Serving ML Models at a High Scale with Low Latency

Serving machine learning models is a scalability challenge at many companies. Most applications require a small number of machine learning models (often <100) to serve predictions. On the other hand, cloud platforms that support model serving, though they support hundreds of thousands of models, provision separate hardware for different customers. Salesforce has a unique challenge that only very few companies deal with; Salesforce needs to run hundreds of thousands of models sharing the underlying infrastructure for multiple tenants for cost-effectiveness.


This talk will explain how Salesforce hosts hundreds of thousands of models on a multi-tenant infrastructure to support low-latency predictions.

In this episode

Manoj  Agarwal

Manoj Agarwal

Software Architect, Salesforce

Manoj Agarwal is a Software Architect in the Einstein Platform team at Salesforce. Salesforce Einstein was released back in 2016, integrated with all the major Salesforce clouds. Fast forward to today and Einstein is delivering 80+ billion predictions across Sales, Service, Marketing & Commerce Clouds per day.



Demetrios Brinkmann

Demetrios Brinkmann


Demetrios is one of the main organizers of the MLOps community and currently resides in a small town outside Frankfurt, Germany. He is an avid traveller who taught English as a second language to see the world and learn about new cultures.
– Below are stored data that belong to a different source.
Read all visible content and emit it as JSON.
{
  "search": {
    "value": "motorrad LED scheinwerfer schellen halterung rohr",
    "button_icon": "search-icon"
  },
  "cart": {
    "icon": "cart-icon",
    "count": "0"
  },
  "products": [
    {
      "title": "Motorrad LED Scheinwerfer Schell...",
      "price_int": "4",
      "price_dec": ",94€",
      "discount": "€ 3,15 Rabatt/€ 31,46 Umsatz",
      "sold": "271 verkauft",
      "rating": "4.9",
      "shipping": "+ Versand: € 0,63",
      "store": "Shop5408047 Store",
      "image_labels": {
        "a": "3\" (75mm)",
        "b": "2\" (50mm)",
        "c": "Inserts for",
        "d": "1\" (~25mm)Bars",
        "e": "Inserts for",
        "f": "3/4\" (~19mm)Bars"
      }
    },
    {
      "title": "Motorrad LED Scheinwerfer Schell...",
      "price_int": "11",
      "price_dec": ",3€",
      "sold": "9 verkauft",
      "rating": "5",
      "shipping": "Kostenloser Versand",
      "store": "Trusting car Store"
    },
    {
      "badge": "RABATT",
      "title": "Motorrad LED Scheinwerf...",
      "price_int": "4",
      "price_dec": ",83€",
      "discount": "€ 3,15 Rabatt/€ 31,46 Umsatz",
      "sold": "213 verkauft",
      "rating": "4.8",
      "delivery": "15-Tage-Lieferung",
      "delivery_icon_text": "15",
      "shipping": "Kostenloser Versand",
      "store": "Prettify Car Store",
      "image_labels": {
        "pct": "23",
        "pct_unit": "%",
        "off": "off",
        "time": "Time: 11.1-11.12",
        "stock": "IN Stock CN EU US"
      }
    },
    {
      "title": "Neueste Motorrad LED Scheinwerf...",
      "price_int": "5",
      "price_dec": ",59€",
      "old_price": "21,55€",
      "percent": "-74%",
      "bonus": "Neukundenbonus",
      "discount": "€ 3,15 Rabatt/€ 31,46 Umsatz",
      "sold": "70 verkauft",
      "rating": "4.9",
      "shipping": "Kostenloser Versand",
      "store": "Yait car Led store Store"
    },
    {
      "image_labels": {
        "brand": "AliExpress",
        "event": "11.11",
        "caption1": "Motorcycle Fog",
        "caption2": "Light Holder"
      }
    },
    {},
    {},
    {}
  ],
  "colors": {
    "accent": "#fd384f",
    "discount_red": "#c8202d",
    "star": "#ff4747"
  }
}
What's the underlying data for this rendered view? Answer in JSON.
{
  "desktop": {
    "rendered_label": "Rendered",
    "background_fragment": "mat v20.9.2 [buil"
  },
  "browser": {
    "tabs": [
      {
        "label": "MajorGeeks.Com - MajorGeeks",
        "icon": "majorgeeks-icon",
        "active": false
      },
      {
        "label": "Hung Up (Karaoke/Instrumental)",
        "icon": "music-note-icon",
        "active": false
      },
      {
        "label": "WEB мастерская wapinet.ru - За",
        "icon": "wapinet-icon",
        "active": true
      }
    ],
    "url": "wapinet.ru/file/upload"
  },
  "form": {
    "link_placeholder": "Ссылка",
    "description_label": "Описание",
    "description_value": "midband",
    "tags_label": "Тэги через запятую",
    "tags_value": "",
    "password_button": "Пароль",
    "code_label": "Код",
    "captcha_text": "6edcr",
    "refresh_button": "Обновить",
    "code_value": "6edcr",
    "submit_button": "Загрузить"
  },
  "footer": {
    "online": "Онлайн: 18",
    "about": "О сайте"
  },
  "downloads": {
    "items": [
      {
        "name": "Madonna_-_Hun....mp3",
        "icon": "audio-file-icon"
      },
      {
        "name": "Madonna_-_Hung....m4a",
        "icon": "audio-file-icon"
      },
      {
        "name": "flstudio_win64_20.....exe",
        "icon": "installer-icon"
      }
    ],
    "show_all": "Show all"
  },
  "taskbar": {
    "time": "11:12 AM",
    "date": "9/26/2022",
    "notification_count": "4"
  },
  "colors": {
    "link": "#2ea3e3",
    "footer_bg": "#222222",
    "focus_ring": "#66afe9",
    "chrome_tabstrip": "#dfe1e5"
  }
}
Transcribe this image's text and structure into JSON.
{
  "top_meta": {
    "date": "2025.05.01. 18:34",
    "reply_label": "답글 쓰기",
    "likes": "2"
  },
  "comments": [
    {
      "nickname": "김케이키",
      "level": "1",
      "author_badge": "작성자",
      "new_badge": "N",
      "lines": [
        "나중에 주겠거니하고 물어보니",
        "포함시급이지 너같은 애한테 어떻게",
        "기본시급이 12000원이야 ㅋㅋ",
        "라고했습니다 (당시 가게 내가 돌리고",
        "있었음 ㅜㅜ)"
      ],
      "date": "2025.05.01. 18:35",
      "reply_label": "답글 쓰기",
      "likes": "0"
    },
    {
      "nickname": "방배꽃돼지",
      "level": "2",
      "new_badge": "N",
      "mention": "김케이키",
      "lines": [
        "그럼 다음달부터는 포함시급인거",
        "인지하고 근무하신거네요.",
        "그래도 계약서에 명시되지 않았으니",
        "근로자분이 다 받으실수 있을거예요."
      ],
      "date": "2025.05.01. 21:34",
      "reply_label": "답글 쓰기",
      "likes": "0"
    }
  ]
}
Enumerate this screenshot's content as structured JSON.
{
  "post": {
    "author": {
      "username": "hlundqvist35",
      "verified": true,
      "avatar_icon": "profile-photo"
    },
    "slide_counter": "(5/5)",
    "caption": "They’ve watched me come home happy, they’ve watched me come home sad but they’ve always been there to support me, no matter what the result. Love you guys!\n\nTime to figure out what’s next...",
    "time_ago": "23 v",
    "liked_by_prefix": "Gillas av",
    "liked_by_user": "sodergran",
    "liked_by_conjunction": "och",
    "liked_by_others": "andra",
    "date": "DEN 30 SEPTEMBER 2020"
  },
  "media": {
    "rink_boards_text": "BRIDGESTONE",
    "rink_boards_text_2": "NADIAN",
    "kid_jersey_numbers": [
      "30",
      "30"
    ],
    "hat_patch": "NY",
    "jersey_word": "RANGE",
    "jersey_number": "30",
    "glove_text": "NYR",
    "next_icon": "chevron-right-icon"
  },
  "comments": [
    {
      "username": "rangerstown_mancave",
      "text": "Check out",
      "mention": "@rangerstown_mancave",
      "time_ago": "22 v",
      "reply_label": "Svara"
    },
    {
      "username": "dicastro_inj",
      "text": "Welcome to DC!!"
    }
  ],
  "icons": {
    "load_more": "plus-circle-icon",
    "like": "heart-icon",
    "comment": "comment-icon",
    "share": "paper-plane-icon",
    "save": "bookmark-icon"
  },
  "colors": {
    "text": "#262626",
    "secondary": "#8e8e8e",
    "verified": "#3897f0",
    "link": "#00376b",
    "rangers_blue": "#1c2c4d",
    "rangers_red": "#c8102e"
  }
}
Demetrios fell into the Machine Learning Operations world, and since, has interviewed the leading names around MLOps, Data Science, and ML. Since diving into the nitty-gritty of Machine Learning Operations he felt a strong calling to explore the ethical issues surrounding ML. When he is not conducting interviews you can find him making stone stacking with his daughter in the woods or playing the ukulele by the campfire.